The results sent TG’s stock up 18% Monday.
“At 40-50% we have a drug that is active and will provide benefit to patients,’ Weiss said.
Those numbers compare well or similarly with results from similar Phase II trials behind three approved PI3Kδ inhibitors, Verastem’s struggling Copiktra, Gilead’s Zydelig, and Bayer’s Aliqopa. Weiss, though, argued that the safety profile is the most important question in the PI3K market and will likely be his company’s biggest advantage.
“We’re talking about chronic patients,” Weiss said. “You need to be able to treat them for a long period of time. It’s not all about hitting them with some very aggressive therapy.

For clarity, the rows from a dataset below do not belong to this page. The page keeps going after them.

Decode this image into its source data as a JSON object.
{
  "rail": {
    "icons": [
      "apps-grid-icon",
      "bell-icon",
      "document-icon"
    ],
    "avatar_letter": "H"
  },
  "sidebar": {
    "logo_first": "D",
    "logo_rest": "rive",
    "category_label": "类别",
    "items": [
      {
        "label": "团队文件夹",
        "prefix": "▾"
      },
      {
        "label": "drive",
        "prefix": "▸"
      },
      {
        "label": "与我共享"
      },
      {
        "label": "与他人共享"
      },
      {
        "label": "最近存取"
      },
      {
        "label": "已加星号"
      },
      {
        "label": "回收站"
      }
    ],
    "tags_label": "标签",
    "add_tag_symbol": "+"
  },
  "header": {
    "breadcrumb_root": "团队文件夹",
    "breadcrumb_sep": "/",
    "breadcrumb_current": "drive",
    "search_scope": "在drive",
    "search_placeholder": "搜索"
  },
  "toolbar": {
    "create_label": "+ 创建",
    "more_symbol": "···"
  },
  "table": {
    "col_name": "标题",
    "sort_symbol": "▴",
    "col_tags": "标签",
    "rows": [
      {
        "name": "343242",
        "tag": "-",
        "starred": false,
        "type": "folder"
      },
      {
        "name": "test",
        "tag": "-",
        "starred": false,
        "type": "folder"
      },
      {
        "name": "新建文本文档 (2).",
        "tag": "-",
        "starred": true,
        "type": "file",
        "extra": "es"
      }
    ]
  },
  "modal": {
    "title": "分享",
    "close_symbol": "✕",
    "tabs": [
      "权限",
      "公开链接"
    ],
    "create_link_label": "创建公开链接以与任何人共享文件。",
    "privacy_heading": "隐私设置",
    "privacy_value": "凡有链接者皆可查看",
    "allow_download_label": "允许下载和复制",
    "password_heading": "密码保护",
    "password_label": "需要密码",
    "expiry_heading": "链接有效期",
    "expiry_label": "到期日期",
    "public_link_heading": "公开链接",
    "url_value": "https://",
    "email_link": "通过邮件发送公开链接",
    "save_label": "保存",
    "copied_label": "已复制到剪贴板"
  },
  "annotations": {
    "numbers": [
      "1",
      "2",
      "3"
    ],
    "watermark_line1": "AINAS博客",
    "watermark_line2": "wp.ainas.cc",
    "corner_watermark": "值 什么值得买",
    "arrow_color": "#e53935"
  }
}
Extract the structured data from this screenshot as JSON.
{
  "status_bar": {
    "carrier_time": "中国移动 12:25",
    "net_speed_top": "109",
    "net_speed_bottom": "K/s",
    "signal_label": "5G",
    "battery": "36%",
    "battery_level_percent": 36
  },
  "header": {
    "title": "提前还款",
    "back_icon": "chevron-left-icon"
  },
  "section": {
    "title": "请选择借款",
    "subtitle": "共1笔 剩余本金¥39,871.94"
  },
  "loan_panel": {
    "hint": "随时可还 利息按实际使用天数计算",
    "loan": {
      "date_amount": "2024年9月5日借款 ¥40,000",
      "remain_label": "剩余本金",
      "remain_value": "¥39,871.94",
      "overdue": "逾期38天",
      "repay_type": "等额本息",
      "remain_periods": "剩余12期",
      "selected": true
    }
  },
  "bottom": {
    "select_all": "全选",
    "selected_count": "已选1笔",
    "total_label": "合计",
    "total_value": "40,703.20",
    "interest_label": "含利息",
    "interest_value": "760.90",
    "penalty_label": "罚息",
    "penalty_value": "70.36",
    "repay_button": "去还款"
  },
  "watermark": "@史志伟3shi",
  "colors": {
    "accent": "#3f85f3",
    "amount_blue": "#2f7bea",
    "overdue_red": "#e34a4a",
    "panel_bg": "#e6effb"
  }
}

In fact, I think the more mild therapy is the advantage in this area.”
TG said the therapy was “well tolerated,” but the exact rate and severity of adverse effects won’t be known until TG unveils the data next year.
As in the previous studies TG modeled, the patients were relapsed, refractory and had already taken at least an anti-CD20 monoclonal antibody and an alkylating agent.
The search for an effective and safer P13K inhibitor has excited and repeatedly stymied big developers, with weak efficacy failing to justify the drug’s adverse effects.
Zydelig has been approved since 2014 and Copiktra and Aliqopa followed in subsequent years, but both have come with significant side effects, including embryo-fetal toxicity, autoimmune toxicities and potentially life-threatening infections
Last year, Roche and Novartis each dumped or passed off a PI3Kδ drug citing safety concerns and in August, Novartis sold another PI3Kδ inhibitor for a modest $20 million. Seeing a limited market, in 2016, Genentech sold its inhibitor for $5 million upfront and Infinity sold the drug that became Copiktra for $0 upfront, while AbbVie and AstraZeneca pulled out of the market.
Weiss said TG would speak with the FDA as soon as possible about their approval options.